Lorsque Marguerite Blakeney revint tout à fait à elle, le soleil était bas à l’occident. Elle était dans une voiture, qui n’était plus la sienne, que l’on enlevait sur la route à une vitesse terrifiante. Elle était seule, la bouche bâillonnée, les poignets et les chevilles ligotés ; elle ne pouvait ni parler ni bouger, un colis impuissant qu’on transportait… où ? et pour le compte de qui ? Bertrand n’était plus là. Par la glace de séparation elle pouvait apercevoir les vagues silhouettes de deux hommes assis sur le siège du cocher, tandis qu’un troisième montait le cheval de flèche. Quatre chevaux tiraient la légère voiture qui volait dans la direction du sud-est tandis que les ombres du soir descendaient rapidement.
Marguerite avait trop vu de cruautés et de barbarie en ce monde, elle savait trop quelle haine peut exister entre deux pays ennemis, quelles rancœurs suscitait son mari pour ne pas deviner d’où le coup était parti. Quelque chose dans la silhouette qui lui tournait le dos, quelque chose aussi dans la coupe du vêtement élimé, l’arrangement du nœud noir sur la nuque, lui était assez familier pour qu’elle n’eût plus de doute. Ce n’était pas du simple brigandage, un enlèvement en vue d’une rançon, c’était là l’œuvre des ennemis de son mari qui, à travers elle, essayaient une fois de plus de l’atteindre. Bertrand Moncrif avait été l’appeau. Comment l’avait-on incité à se retourner contre celui qui l’avait sauvé ? Marguerite n’était pas en état de faire des suppositions à ce sujet. Il était parti emportant avec lui, peut-être pour toujours, le secret de son ressentiment. Ligotée, impuissante comme elle était, Marguerite n’avait qu’une pensée : de quelle façon les démons qui la tenaient prisonnière comptaient-ils se servir d’elle contre la vie et l’honneur du Mouron Rouge ? Elle avait déjà été en leur pouvoir il n’y avait pas si longtemps, à Boulogne, et Percy en était sorti sain et sauf, victorieux d’eux tous.
Marguerite, dans son impuissance s’efforçait de méditer sur cette époque où ses ennemis avaient préparé une coupe d’humiliation et d’horreur qui, par elle, devait parvenir jusqu’au Mouron Rouge et où l’innocence de la jeune femme et l’audace de son mari avaient brisé la coupe avant qu’elle approchât de leurs lèvres. Vraiment, sa situation à Boulogne était aussi terrible, aussi désespérée que celle-ci. Elle était prisonnière alors comme aujourd’hui ; elle était aux mains de gens dont la vie et la pensée étaient depuis deux ans dirigées tout entière par le désir de défaire et d’annihiler le Mouron Rouge. Et la pauvre femme trouvait une satisfaction mélancolique à se remémorer tant d’occasions où l’étonnant aventurier avait complètement dupé ses adversaires, comme dans cette affaire de Boulogne où on avait voulu faire payer sa vie de celles de milliers d’innocents.

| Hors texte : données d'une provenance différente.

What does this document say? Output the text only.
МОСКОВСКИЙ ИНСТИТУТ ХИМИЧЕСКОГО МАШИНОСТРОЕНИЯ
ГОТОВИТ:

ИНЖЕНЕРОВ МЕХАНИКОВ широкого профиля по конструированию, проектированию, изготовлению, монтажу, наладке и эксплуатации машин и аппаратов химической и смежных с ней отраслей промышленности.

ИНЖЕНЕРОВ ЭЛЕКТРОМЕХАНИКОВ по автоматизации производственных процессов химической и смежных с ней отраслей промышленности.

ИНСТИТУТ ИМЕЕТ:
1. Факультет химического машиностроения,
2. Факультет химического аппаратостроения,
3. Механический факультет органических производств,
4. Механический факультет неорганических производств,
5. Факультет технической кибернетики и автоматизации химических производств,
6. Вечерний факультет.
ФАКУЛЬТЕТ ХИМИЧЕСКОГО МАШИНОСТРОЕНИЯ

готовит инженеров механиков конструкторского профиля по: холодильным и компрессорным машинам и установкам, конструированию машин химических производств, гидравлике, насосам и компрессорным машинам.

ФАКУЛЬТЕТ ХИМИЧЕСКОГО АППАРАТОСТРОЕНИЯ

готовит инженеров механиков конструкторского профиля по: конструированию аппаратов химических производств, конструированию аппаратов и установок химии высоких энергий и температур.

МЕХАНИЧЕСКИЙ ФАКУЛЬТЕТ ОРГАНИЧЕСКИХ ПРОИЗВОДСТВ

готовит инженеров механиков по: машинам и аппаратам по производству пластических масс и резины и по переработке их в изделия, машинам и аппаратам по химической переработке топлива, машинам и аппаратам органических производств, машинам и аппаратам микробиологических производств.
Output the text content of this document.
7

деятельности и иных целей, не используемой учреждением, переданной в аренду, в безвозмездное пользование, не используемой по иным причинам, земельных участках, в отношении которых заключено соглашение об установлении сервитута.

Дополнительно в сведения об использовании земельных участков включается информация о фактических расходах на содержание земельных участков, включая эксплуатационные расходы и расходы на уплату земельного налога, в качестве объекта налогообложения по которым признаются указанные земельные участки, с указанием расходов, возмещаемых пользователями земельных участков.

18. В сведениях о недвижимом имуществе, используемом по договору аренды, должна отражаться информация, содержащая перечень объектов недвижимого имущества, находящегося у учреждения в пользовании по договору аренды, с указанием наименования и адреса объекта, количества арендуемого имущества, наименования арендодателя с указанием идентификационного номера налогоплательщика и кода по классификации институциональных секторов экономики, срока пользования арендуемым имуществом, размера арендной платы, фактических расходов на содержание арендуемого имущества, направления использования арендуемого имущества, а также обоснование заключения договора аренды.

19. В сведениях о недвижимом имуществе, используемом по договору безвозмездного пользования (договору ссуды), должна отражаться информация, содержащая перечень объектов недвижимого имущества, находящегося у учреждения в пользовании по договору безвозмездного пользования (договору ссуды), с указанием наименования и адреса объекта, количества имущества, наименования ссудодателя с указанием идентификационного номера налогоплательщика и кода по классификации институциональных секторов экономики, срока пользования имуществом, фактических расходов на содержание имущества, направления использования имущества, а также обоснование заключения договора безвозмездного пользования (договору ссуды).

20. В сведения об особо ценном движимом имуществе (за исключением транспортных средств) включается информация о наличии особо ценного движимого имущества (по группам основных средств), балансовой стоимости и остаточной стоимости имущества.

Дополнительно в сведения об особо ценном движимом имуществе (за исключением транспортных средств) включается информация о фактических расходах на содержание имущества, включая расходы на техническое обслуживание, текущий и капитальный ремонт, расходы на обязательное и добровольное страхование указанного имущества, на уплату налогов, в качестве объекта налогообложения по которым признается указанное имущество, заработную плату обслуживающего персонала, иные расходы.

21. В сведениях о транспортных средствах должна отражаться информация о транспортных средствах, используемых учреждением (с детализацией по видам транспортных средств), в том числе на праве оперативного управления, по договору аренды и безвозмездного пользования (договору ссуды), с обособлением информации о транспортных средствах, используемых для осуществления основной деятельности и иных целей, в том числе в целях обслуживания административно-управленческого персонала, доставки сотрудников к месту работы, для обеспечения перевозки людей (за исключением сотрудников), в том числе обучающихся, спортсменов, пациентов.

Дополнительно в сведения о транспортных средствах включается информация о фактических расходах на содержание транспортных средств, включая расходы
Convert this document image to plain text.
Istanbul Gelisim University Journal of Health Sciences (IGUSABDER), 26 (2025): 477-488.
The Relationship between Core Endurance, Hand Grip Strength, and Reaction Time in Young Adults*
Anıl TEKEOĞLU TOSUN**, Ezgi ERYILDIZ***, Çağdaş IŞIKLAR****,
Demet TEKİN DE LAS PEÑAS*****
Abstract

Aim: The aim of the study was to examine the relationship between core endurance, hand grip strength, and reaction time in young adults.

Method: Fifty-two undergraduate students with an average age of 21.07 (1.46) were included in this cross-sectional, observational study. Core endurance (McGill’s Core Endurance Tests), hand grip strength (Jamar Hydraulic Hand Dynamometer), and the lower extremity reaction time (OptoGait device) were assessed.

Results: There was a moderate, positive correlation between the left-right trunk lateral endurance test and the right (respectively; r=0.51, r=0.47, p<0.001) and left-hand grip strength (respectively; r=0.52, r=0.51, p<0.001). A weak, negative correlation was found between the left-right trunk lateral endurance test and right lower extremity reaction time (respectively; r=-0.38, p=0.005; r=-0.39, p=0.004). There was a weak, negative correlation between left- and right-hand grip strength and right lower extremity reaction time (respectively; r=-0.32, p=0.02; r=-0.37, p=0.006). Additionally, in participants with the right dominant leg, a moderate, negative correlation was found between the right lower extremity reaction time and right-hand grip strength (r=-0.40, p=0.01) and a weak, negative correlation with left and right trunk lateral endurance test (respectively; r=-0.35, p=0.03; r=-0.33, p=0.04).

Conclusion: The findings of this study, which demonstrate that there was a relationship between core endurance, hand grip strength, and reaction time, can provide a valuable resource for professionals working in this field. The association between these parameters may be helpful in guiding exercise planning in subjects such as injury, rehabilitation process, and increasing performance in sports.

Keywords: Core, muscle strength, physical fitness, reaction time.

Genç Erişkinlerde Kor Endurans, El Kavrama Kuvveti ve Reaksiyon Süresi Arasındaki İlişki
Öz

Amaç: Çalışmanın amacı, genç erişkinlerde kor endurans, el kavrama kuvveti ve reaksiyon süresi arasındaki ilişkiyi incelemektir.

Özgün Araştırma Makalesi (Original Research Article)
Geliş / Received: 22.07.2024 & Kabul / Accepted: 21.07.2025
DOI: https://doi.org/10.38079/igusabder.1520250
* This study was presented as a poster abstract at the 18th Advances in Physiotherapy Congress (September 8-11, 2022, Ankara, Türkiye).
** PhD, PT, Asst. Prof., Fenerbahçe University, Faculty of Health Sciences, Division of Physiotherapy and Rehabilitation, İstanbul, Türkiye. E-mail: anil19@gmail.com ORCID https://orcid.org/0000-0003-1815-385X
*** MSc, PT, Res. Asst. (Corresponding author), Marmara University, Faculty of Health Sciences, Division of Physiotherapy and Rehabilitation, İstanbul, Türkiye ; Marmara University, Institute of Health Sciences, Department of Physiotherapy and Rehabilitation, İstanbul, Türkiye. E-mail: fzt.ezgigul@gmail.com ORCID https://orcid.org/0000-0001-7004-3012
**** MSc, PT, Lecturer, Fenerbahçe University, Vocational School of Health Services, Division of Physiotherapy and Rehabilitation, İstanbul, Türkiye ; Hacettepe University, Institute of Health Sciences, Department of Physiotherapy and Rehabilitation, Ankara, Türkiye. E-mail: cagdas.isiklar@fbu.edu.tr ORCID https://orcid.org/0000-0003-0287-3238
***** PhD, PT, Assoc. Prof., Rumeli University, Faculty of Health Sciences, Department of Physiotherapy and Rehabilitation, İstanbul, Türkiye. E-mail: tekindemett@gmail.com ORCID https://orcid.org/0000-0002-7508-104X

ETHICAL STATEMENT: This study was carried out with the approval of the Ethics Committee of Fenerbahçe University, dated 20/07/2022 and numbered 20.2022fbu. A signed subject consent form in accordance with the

L’embarcation se rangea quelque part sur la côte près de Birchington. Lorsque, à la fin de la nuit, la voiture s’arrêta et que l’air de la mer et l’écume salée frappèrent les joues brûlantes et les lèvres desséchées de la jeune femme, celle-ci essaya de toutes ses forces de deviner le lieu exact où elle se trouvait, mais ce fut impossible.
On l’enleva de la voiture et aussitôt on jeta un châle sur son visage de manière qu’elle ne pût rien voir. Seul, l’instinct la guidait dans ses perceptions. Dans la voiture, elle avait eu vaguement conscience de la direction qu’on lui avait fait prendre. Toute cette région lui était familière. Elle avait si souvent roulé sur ces routes avec Percy soit en allant à Douvres ou, plus souvent encore, à un point plus secret de la côte où il s’embarquait pour des destinations inconnues, que, même aveuglée par les larmes, et à demi étourdie, elle pouvait reconstituer l’itinéraire qu’on lui faisait parcourir avec une telle rapidité.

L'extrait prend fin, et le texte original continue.